One of Britain’s primary sources of information concerning the threat of Communism from abroad lay in the US/UK operations of Sigint, Signals Intelligence, derived from a worldwide array of listening stations and directed through GCHQ at Cheltenham. It was this intelligence which gave foundation to arguments over defence spending—an area of understandable concern at the highest level. In 1948, when Attlee questioned the economic viability of rearmament, his judgement was challenged by the Minister of Defence, Albert Alexander who argued that Britain should maintain its position in the West, the Middle East and the Far East, saying it was `essential, from an economic, as well as from the political and strategic point of view’ that Britain should rearm. Economic intelligence supported the theory that British assets could sustain even ambitious armaments programmes. However, the level of repatriation of wealth required to uphold such a programme over the long-run was never likely to be achieved.
Among those who gave siren warning, as Britain stood on the precipice of Cold War crisis that marked the late 1950s was Field Marshal Montgomery. In 1958, he stated `We now face an economic and financial war, directed at the very foundations of our civilisation and standard of living; if we lose it, international Communism will gain a bloodless victory’. Montgomery was talking specifically about the resources required for an independent nuclear capacity and the reduction of conventional forces this might demand. But he also, in a climate of fear, alluded to the consequences of diminished financial resources to protect against any Soviet `first strike’ or nuclear attack.
The official papers concerning the preparations undertaken to allow for the unthinkable make for grim reading. They reveal the use of reason and the level of economic intelligence which became a palpable necessity for Britain and the United States to survive. The revelations make no distinction between a nation standing alone or one positioned full square within an alliance, nor do they allow for the luxury of determining the threat either as real or as a shadow.
Montgomery voiced widespread concerns. His was not the last word. He underestimated the strategic breadth and economic resources Britain had at hand or on call for effective anti-Communist operations.

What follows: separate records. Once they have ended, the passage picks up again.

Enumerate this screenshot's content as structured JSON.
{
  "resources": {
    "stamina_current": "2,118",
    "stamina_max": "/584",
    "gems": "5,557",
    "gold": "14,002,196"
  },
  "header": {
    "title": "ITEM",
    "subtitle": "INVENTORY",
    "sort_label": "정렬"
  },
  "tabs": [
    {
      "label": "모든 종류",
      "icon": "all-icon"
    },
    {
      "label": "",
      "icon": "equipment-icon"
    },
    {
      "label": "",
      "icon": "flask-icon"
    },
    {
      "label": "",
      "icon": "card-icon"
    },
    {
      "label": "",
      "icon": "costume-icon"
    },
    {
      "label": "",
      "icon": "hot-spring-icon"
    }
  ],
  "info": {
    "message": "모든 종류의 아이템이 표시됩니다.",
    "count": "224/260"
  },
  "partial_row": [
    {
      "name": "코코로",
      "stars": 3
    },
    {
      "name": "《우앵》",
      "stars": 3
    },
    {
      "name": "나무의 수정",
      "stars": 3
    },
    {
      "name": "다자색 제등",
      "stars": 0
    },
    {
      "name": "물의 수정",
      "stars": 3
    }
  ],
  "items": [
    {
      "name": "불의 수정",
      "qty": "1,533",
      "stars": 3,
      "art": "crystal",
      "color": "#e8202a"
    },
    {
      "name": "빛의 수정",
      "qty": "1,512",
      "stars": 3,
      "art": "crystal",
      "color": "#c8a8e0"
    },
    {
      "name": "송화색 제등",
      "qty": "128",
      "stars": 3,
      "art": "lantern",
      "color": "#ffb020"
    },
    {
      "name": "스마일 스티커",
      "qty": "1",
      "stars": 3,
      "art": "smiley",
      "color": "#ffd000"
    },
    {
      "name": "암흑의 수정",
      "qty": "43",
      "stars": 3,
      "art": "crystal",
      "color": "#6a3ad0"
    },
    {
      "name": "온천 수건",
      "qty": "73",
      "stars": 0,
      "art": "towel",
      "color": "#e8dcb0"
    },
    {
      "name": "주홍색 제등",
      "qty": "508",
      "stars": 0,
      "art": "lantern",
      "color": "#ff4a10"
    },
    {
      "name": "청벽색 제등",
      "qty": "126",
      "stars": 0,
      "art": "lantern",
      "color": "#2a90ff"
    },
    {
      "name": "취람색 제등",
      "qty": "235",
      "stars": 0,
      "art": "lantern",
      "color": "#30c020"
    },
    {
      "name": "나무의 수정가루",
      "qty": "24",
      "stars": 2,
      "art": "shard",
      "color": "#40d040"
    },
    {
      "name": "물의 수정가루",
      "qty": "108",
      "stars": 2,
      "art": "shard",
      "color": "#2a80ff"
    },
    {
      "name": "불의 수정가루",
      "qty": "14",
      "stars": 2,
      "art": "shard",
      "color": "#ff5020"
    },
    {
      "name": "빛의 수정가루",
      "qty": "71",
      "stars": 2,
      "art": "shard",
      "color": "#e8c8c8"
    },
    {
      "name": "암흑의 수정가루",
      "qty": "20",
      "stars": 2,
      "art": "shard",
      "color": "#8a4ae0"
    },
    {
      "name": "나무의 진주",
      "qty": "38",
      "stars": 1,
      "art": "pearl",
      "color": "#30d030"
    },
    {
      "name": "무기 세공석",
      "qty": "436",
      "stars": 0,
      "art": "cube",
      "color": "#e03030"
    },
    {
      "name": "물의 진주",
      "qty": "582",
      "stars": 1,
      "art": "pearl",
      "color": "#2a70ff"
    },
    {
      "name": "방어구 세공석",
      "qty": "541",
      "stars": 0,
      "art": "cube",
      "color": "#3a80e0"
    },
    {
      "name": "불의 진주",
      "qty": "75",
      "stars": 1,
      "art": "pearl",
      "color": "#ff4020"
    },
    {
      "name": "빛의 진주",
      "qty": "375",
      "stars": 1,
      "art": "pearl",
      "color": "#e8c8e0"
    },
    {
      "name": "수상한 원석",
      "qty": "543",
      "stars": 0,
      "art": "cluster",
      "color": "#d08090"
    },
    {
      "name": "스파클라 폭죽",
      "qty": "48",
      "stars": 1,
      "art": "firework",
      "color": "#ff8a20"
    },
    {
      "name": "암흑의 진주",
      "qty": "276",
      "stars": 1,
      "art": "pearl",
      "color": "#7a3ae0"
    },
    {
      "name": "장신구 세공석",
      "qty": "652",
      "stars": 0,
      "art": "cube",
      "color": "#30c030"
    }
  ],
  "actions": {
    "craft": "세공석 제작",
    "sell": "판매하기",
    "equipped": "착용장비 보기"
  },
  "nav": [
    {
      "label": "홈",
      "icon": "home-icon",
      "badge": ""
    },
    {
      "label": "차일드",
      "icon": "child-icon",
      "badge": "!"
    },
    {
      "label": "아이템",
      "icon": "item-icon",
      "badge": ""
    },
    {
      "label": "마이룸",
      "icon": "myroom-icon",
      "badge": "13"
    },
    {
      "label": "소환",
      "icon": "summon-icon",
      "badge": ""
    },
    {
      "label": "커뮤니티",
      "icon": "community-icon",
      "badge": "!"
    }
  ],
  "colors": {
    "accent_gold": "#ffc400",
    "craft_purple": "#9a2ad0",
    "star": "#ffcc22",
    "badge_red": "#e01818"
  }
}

If, after the Berlin airlift, America was the guiding light for overt operations, Britain (and Britons) up to the 1990s increasingly worked by stealth and traditional understatement. This was, perhaps, quite natural for a nation where invisible earnings constantly outstripped the visible. Up to the late 1940s the British Exchequer claimed to be in the dark over the invisible account. This substantial omission (which effectively excised more than 50 per cent of the economy from the books) was a convenient support for the argument that the nation was bust.
Thereafter, Britain accepted American largesse, lived with the nascent label ‘the sick man of Europe’ and spent, or rather invested, a fortune on ambitious social, industrial and defence policies at home and abroad. By 1960, in terms of Montgomery’s economic war, Britain was winning. How it was winning will always, appropriately, retain an element of mystery.